The flavors of India and the tradition of Latin America combine forces at Bombole

A samosa is a fried pastry filled with spiced goodness that got its start in Africa and China, but became a staple in Arab and Indian territories. Today we usually find them in Indian restaurants and, depending on where you go, they are fairly small, handheld crispy bags of yum. Empanadas can be traced back as far as the 14th century in Spain, similar to the samosa, but are larger and packed with Latin American flavors ranging from sweet to savory.

It took a Honduran native and Tucson transplant by the name of Jackie Sharma to mash the two fairly similar items together and set up shop downtown. In fact, she moved into the space next to Ike's Coffee, a business she already co-owns with her husband, who just happens to be Indian.

"Originally he is from Scotland but his family is from Punjab," Sharma says. "He is a very picky eater and makes sure that I am cooking traditional Indian.

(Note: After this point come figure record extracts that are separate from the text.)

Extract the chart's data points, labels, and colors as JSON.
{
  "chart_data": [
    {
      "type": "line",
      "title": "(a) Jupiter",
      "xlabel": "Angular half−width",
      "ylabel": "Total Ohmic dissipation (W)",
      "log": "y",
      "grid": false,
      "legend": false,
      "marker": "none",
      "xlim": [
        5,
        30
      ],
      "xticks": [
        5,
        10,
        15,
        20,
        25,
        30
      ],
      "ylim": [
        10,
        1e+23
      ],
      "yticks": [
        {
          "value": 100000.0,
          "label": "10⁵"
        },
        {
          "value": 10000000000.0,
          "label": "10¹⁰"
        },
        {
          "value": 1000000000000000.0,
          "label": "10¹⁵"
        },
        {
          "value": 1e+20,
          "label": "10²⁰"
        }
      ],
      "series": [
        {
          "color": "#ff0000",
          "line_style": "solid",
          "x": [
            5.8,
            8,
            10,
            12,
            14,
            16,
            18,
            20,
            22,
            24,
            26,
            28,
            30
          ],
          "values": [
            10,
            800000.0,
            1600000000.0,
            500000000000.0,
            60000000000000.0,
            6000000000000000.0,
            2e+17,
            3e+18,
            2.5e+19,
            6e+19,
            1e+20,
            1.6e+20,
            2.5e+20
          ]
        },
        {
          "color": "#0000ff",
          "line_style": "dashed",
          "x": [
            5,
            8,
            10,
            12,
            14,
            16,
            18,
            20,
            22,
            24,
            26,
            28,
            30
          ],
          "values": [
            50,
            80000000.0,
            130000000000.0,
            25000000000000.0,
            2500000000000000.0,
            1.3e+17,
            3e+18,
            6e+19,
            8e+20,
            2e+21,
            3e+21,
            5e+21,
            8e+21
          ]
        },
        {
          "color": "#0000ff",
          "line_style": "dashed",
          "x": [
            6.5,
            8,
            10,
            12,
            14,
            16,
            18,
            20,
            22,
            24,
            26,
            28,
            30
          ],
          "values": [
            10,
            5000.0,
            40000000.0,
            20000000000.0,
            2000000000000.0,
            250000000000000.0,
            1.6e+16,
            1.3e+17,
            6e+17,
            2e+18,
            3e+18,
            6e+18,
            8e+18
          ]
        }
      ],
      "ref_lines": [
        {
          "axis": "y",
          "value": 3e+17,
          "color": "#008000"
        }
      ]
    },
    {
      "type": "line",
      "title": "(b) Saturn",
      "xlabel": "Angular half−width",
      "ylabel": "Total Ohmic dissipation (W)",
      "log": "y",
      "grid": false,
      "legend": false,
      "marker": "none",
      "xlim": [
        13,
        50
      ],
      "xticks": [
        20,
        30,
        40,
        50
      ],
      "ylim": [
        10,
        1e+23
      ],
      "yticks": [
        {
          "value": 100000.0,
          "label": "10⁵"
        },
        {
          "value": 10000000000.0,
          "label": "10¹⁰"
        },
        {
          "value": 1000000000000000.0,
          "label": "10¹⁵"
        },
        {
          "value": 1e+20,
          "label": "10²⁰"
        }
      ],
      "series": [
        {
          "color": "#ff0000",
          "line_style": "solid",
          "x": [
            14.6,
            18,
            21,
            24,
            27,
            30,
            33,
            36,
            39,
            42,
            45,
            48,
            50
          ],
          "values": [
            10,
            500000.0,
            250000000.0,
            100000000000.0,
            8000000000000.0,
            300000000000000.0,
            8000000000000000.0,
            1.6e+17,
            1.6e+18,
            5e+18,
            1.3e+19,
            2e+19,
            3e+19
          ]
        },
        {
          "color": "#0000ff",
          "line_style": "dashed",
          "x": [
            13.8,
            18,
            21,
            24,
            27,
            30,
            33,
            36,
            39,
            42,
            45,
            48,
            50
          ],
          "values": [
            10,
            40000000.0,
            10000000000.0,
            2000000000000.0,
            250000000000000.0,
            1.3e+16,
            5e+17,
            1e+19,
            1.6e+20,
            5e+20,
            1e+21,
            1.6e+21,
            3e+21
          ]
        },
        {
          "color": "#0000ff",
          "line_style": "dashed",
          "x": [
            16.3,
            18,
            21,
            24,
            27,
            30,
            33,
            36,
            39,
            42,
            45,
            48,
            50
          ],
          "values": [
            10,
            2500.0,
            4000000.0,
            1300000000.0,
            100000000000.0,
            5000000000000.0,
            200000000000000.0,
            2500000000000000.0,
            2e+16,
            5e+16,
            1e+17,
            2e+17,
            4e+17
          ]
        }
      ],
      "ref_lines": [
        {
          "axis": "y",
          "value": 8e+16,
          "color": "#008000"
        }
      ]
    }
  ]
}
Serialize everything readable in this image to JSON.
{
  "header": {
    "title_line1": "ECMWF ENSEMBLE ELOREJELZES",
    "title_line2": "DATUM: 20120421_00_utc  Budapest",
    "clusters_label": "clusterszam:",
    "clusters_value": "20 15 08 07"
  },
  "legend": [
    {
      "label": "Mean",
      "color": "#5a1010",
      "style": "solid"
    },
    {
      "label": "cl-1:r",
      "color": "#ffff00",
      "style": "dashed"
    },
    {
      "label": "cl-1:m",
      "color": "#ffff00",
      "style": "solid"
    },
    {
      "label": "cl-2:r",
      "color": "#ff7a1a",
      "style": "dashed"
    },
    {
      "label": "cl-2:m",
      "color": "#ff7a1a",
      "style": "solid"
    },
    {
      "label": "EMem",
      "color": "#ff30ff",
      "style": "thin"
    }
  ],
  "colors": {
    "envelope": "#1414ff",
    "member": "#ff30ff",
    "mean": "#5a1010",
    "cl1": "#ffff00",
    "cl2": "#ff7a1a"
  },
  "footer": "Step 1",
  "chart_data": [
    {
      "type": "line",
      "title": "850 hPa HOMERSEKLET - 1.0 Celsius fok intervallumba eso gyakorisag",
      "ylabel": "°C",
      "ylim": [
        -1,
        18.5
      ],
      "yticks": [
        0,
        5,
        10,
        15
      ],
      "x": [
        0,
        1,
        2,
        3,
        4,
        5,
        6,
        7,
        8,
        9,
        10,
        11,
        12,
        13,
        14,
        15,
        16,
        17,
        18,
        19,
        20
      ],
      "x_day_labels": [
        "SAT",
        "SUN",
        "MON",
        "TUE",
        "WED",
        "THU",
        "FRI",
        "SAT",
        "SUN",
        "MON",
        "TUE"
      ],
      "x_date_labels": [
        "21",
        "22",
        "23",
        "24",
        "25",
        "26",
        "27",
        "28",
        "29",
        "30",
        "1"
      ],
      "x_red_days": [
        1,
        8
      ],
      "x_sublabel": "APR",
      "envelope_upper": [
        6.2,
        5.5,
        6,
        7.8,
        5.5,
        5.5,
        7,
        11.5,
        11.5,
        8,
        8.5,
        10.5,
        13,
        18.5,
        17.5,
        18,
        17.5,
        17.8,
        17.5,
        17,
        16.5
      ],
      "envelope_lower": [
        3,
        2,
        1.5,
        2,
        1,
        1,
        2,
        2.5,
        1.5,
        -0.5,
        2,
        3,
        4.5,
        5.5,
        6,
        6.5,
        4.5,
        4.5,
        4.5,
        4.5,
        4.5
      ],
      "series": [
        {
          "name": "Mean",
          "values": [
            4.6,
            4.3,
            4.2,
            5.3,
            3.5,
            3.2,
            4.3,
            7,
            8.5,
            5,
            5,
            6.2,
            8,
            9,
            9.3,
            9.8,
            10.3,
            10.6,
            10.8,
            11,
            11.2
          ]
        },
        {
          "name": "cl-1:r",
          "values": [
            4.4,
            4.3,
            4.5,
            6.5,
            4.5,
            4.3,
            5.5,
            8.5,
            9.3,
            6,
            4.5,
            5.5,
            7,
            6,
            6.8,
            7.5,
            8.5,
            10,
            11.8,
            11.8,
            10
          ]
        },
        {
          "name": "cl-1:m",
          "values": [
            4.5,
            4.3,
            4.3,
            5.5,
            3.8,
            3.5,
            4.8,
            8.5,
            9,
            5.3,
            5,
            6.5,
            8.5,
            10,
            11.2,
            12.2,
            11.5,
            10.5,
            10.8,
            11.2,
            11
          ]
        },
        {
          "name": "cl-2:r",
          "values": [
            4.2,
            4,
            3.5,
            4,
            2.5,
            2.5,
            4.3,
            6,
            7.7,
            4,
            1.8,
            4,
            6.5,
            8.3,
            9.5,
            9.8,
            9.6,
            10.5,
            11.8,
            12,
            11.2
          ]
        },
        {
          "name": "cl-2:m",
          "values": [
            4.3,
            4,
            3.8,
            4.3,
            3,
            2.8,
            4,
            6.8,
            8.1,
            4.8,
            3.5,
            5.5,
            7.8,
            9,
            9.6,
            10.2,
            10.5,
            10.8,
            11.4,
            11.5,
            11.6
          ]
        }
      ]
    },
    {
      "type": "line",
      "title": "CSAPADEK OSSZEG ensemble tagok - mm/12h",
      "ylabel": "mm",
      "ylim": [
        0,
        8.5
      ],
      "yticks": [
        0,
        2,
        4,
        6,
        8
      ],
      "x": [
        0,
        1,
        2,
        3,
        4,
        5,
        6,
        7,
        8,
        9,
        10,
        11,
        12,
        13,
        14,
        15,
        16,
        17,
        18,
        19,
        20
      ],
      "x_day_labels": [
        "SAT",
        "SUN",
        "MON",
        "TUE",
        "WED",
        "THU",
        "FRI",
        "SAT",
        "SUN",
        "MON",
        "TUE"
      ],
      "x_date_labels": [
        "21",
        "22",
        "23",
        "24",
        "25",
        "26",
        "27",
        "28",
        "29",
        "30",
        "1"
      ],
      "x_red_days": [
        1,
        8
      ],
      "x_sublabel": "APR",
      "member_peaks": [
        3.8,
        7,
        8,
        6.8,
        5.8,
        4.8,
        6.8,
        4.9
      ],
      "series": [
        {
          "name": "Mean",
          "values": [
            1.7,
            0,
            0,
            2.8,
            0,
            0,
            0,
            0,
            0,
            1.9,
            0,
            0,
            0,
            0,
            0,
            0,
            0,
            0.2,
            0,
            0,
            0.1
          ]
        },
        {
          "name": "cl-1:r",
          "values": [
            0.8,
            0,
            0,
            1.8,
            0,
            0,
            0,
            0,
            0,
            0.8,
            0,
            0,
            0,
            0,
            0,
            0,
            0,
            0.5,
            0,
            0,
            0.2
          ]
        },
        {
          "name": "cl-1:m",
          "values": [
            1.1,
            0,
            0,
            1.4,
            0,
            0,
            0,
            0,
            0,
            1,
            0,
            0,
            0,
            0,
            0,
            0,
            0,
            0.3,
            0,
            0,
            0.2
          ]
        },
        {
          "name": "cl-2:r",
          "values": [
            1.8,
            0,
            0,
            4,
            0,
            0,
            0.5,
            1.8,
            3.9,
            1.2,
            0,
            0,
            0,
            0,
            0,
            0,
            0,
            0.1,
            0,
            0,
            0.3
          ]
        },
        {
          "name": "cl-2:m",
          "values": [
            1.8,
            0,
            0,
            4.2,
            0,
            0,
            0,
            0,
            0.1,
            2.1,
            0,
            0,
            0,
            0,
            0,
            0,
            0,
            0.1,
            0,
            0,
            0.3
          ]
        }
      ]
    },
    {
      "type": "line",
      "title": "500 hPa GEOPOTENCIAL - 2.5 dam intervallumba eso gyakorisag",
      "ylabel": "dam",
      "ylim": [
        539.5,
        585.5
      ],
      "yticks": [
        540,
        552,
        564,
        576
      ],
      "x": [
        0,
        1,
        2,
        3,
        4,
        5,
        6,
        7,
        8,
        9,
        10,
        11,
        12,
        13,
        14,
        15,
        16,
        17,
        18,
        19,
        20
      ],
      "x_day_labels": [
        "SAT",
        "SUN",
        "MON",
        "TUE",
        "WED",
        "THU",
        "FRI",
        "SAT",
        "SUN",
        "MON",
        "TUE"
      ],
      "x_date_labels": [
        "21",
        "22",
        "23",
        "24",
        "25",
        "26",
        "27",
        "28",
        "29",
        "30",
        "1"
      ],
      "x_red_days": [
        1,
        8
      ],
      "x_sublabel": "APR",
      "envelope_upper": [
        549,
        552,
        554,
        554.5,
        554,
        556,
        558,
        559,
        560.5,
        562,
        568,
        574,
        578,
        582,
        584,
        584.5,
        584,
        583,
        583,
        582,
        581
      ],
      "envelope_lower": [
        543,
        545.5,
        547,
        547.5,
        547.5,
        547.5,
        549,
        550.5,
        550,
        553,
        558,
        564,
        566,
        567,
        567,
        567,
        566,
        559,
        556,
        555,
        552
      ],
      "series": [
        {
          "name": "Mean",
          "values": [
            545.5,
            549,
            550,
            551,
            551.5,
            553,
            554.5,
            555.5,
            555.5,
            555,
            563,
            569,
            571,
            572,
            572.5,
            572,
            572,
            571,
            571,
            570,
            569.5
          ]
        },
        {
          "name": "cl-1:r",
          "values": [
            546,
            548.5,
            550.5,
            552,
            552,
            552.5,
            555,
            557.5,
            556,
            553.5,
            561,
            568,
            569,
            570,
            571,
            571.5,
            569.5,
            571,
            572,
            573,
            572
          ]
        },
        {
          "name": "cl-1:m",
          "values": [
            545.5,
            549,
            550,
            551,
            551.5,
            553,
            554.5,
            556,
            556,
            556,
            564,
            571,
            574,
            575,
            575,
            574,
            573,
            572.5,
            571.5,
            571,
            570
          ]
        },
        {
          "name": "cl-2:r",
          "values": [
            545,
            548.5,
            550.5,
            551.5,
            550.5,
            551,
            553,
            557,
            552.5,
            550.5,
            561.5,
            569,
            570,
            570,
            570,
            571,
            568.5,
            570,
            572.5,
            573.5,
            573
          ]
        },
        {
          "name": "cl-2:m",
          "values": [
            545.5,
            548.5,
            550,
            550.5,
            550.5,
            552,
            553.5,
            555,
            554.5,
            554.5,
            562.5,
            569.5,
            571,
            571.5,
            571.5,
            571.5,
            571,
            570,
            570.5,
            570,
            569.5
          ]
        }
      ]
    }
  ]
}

We have been married now for 11 years so I think I passed the test."

Bombole opened without a lot of fanfare roughly three months ago and is slowly gaining a loyal following. It's pretty easy to see why. As a fan of both styles of cuisine that Bombole represents, I knew I'd have to check out this downtown empanada joint that was using regional Indian dishes as their filling. I decided to give it at least a month for the eatery to find a groove and waited to hear from friends who have visited. It was a very long month.

After I bit into the Butter Chicken empanada ($3.85), the wait was totally worth it. It took a second to get used to the texture of an empanada surrounding the savory spiced chicken steeped in a lush buttery sauce, a flavor that is irrefutably northern India, but it seamlessly came together. The next second was just fervent bliss. It was chewy with sweetness from the dough but also a little spicy. Sharma says she has Indian customers who claim the food is a bit mild for them. But she has settled on appealing to a wider audience, especially for the downtown lunch crowd.

"My mother-in-law is a great cook so she has the final say in what I do," Sharma says. "The recipes inside are very authentic. She is there to make sure I do a good job. As much as she wants to try all of my dishes, she is vegetarian, so she just takes my word on the meat fillings."

The spice you might be missing from the empanadas can easily be rectified by one of Bombole's specialty sauces. They range from the relatively calm of the cilantro sauce to the mid-range pop of the mint chutney to a rich creamy tomato tang coming from the tikka masala. Whereas the empanadas are tight pouches for on-the-go customers who want to avoid drip stains, the sauces invite you to get messy. In fact, Sharma even has suggested pairings. She likes the cilantro sauce to even out the fattiness and heat from the Pork Curry ($3.85) or the mint chutney to add character to the peas and potatoes in the Aloo Matar ($3.85).

Not everything at Bombole is Indian-centric. Sharma added a family cabbage salad ($1.25) she brought over from Honduras that she finishes with a light aromatic cilantro lemon vinaigrette. It stands out among the other side dishes, such as curried lentils and basmati rice, but just like the empanadas, the marrying of two distinct cultures is harmonious.

With a daughter suffering from gluten intolerance, Sharma says they keep gluten-free options on the menu.

"We use dosa batter, which is lentil based, essentially the same dough that is used to make injera bread," she says. "With that, our vegetarian options become vegan, except for the paneer, which has cheese. I just wanted something new for downtown seeing as there is really no Indian food options here. It's just great feeding people and I love feeding people quality food, real food.